Guilt

261 39 25
                                    

Ari

"Gelap bener...."
Keluh Baron yang sedang mengendarai mobil dengan kecepatan 40kmpj, menembus gelap gulita.

"Kamu yakin ga salah jalan Bar?" Ibu resah.
Tiga jam telah berlalu, dan kami belum menemukan titik patokan kami. Sebelum listrik, dan jaringan internet padam, kami sempat menandai patokan-patokan tertentu dalam rute menuju Sukabumi di peta.

"Bahan bakar satu garis lagi pula nih haduh..." keluh Baron.

"Eh merah-merah tuh! SPBU bukan sih?" (Stasiun Pengisian Bahan Bakar Umum)
Ujar Sely, ia duduk di sebelah ku tepat di belakang bangku Baron.

"Nah, akhirnya ada SPBU..." kata Baron.

"Tinggal berharap ada sisa solar aja di sana..." ucap Ibu.

Kami berhenti di depan gerbang SPBU yang ditutup rapat dengan pagar, dan tangki kontainer bahan bakar. Sepertinya seseorang tak ingin isi SPBU ini dimasuki siapapun.

"Yang mau buang air bisa sekarang," kata Ayah.

"Jangan jauh-jauh, bawa senter... Kalo gapunya pinjem ke Ari atau Sely tuh,"
lanjut Ibu.

Ayah mencari tempat untuk buang air dengan menenteng shotgun dan senter untuk menerangi jalannya, Dinda dan Fitri mengikuti Ayah untuk buang air, ditemani Arfan. Sely meminjamkan senternya ke Dinda, ia kemudian merebahkan badannya di dalam mobil dengan mendorong kebelakang bangkunya.

"Gue cari solar dulu ya," ujar Baron.

"Gua aja Bar."
Potongku, mengambil dua jerigen merah dari tangannya.
"Udah, istirahat aja. Daritadi Bekasi sampe sekarang lo nyetir mulu."

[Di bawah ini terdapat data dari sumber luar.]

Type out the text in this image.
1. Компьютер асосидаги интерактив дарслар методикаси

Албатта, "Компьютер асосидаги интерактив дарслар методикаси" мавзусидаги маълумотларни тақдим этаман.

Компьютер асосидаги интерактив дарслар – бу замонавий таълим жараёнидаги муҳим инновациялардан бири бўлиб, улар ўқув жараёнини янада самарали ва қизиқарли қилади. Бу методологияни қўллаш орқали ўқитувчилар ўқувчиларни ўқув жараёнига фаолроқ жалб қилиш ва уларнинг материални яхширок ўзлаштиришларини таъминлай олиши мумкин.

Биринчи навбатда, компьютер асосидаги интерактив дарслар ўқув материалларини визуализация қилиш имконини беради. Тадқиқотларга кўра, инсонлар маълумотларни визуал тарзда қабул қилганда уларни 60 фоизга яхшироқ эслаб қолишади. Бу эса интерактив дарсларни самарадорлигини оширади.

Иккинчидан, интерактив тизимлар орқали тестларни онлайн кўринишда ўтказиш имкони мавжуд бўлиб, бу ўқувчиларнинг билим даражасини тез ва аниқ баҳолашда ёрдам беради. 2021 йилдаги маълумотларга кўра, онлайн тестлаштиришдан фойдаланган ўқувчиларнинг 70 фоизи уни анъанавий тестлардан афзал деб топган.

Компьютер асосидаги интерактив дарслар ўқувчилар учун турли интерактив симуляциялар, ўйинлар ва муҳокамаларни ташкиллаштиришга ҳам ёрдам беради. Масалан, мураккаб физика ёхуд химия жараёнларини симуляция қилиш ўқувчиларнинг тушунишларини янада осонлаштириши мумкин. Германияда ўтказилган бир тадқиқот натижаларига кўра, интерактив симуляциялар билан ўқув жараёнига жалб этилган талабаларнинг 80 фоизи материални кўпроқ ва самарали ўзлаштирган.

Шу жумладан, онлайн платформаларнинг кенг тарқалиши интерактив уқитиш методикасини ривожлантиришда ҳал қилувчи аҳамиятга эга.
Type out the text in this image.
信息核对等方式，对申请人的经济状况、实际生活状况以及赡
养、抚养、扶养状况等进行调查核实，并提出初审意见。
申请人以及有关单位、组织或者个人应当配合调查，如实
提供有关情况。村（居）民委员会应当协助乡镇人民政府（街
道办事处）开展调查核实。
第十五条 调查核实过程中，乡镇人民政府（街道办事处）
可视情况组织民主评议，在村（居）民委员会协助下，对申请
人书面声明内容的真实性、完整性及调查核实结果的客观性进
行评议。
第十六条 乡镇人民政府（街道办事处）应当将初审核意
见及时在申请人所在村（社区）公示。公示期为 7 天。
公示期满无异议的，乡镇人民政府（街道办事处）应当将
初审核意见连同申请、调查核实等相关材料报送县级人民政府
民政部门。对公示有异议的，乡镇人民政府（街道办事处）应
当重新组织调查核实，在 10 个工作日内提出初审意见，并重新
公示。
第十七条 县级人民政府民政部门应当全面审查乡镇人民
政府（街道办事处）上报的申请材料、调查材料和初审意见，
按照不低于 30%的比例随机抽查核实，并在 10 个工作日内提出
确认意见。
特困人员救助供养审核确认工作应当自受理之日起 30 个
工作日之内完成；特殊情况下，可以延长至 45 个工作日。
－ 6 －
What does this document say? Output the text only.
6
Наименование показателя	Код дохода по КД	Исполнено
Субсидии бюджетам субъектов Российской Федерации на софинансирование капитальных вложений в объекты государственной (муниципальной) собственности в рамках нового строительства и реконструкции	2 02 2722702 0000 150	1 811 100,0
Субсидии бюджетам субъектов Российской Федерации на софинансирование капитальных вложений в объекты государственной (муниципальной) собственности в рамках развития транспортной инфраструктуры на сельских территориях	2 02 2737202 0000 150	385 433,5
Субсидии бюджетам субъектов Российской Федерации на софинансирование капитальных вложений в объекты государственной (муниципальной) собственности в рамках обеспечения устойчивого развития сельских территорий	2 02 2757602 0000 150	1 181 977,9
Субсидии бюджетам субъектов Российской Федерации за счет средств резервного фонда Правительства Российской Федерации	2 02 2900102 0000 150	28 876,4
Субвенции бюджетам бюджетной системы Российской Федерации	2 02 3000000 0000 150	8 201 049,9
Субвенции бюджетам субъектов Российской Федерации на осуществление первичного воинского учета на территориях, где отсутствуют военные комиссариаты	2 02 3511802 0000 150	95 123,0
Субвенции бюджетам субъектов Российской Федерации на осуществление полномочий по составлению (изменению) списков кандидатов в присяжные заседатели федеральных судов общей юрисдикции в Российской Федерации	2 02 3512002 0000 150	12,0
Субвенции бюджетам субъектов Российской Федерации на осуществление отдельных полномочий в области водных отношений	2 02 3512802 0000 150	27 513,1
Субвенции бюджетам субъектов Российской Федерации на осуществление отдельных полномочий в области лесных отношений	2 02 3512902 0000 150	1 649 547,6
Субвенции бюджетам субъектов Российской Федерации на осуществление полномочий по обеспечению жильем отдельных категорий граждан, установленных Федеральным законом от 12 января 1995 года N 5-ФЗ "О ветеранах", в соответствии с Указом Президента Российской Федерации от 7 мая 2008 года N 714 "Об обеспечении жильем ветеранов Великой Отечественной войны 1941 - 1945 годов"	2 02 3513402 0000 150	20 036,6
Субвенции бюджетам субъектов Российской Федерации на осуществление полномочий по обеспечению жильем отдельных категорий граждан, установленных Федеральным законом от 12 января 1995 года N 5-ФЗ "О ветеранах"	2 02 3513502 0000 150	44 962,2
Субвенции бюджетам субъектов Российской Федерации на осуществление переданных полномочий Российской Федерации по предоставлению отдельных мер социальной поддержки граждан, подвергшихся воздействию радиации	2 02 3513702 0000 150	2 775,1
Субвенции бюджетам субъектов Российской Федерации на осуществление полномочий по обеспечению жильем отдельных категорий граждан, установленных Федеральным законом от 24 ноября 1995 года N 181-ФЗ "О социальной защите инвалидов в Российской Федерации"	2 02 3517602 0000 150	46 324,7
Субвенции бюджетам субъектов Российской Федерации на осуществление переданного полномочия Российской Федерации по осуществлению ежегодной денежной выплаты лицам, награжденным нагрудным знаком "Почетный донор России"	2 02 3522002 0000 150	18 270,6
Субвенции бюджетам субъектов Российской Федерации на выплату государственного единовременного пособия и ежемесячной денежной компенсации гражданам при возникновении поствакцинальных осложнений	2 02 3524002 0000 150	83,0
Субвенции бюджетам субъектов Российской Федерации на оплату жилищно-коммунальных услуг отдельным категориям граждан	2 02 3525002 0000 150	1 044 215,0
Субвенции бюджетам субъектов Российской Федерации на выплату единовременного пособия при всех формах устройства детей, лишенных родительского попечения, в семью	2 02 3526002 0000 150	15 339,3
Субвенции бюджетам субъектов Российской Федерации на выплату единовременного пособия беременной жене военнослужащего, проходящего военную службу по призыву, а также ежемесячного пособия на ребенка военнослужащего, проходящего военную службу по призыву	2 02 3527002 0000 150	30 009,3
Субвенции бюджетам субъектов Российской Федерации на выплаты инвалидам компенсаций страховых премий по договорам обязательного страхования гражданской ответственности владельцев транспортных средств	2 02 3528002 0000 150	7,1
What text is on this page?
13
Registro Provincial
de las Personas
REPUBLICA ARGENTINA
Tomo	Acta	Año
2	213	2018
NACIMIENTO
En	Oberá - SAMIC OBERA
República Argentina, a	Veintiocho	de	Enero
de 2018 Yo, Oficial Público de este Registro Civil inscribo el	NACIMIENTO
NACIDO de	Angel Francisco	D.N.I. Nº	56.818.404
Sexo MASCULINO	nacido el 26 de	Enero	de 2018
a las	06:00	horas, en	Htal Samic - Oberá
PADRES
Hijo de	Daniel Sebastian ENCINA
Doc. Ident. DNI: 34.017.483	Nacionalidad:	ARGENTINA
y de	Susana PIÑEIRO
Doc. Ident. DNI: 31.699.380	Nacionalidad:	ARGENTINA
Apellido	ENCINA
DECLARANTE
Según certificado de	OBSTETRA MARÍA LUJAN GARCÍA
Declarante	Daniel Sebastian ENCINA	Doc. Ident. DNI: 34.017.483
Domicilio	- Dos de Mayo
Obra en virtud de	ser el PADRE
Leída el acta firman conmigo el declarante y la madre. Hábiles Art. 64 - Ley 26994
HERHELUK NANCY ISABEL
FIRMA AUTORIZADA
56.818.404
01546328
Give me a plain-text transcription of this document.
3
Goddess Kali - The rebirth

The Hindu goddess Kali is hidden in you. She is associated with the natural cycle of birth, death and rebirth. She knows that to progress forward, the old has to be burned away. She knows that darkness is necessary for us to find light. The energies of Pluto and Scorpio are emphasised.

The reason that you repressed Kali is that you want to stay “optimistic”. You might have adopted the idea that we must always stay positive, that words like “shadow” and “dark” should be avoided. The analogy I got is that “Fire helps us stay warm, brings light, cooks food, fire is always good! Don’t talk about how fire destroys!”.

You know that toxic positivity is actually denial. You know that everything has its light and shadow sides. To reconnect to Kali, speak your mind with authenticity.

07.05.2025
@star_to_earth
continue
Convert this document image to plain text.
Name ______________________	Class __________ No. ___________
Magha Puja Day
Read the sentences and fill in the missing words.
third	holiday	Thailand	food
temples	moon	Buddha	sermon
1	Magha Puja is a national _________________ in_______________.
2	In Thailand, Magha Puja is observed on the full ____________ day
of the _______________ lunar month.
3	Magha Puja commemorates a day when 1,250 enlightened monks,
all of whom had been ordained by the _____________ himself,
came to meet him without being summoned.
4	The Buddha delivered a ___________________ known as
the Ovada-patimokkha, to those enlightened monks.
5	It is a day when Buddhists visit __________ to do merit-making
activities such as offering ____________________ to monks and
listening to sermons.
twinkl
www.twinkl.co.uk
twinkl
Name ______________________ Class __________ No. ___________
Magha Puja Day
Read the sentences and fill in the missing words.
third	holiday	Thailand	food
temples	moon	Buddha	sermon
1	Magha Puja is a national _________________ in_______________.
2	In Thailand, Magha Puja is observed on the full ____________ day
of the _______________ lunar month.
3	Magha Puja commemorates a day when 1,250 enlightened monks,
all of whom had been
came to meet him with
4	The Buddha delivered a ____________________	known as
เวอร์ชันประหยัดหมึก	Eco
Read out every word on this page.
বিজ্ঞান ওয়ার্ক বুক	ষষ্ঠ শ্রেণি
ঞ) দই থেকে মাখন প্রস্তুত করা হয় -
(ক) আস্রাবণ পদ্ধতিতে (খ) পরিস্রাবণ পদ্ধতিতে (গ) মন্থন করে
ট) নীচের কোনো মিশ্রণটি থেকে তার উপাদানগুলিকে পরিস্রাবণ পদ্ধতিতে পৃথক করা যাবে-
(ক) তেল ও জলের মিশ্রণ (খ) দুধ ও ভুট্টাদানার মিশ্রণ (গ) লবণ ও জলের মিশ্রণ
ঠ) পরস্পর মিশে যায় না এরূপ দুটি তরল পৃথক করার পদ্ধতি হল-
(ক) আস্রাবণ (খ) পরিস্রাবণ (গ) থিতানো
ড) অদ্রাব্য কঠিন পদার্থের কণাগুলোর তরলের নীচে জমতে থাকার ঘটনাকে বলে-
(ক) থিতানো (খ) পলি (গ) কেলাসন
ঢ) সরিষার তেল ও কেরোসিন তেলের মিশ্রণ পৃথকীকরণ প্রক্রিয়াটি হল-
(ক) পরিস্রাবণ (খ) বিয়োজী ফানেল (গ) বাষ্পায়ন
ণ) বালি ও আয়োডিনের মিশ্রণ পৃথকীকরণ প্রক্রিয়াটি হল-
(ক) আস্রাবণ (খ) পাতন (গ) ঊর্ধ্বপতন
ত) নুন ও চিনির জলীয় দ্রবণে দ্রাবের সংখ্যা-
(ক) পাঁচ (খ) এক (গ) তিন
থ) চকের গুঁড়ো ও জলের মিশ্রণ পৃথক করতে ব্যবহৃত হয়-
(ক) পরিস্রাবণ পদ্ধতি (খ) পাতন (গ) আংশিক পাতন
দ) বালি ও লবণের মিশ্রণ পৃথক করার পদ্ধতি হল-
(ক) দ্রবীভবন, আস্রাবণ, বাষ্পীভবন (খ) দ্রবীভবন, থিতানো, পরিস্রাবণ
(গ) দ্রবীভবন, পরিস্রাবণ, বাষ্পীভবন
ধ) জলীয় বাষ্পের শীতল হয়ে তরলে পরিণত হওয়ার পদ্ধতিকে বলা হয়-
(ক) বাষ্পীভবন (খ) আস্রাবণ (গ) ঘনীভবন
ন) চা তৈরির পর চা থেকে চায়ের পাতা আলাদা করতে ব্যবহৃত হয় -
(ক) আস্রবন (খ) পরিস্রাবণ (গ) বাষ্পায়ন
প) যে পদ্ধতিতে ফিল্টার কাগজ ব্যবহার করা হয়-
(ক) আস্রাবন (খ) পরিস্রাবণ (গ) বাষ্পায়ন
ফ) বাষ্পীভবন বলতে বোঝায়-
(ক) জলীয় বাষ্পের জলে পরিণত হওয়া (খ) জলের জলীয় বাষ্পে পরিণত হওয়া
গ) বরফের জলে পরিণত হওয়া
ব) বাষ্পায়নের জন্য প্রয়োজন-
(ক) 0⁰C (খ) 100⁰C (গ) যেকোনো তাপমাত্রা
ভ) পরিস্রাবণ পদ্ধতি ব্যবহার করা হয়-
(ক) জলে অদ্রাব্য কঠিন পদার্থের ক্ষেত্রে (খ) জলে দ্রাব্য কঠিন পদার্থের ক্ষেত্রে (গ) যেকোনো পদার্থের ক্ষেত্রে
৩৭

"Jangan sendiri Ri," pesan Ibu.

"Sama saya aja Mbak..."–Reka menutup pintu depan–"Ayo Ri," ajak Reka.
Aku dan Reka memanjat pagar SPBU itu yang hanya setinggi dada kami.

"Oit!" Baron memanggil. 
"Guns up. Jangan lupa masih banyak manusia atau yang lain di sekitar kita, kalo gak sembunyi, paling lagi siap-siap menyerang."

Di sepanjang jalan yang kami lewati, kami masih berpapasan beberapa kali dengan mobil lain. Kami berusaha mengikuti beberapa mobil yang kami lihat, berharap mereka membawa kami ke Sukabumi melalui jalan-jalan daerah. Sialnya, mobil yang arus yang kami ikuti terpecah-pecah, hingga kami berakhir di sini. Entah kemana mobil-mobil yang kami ikuti itu menuju.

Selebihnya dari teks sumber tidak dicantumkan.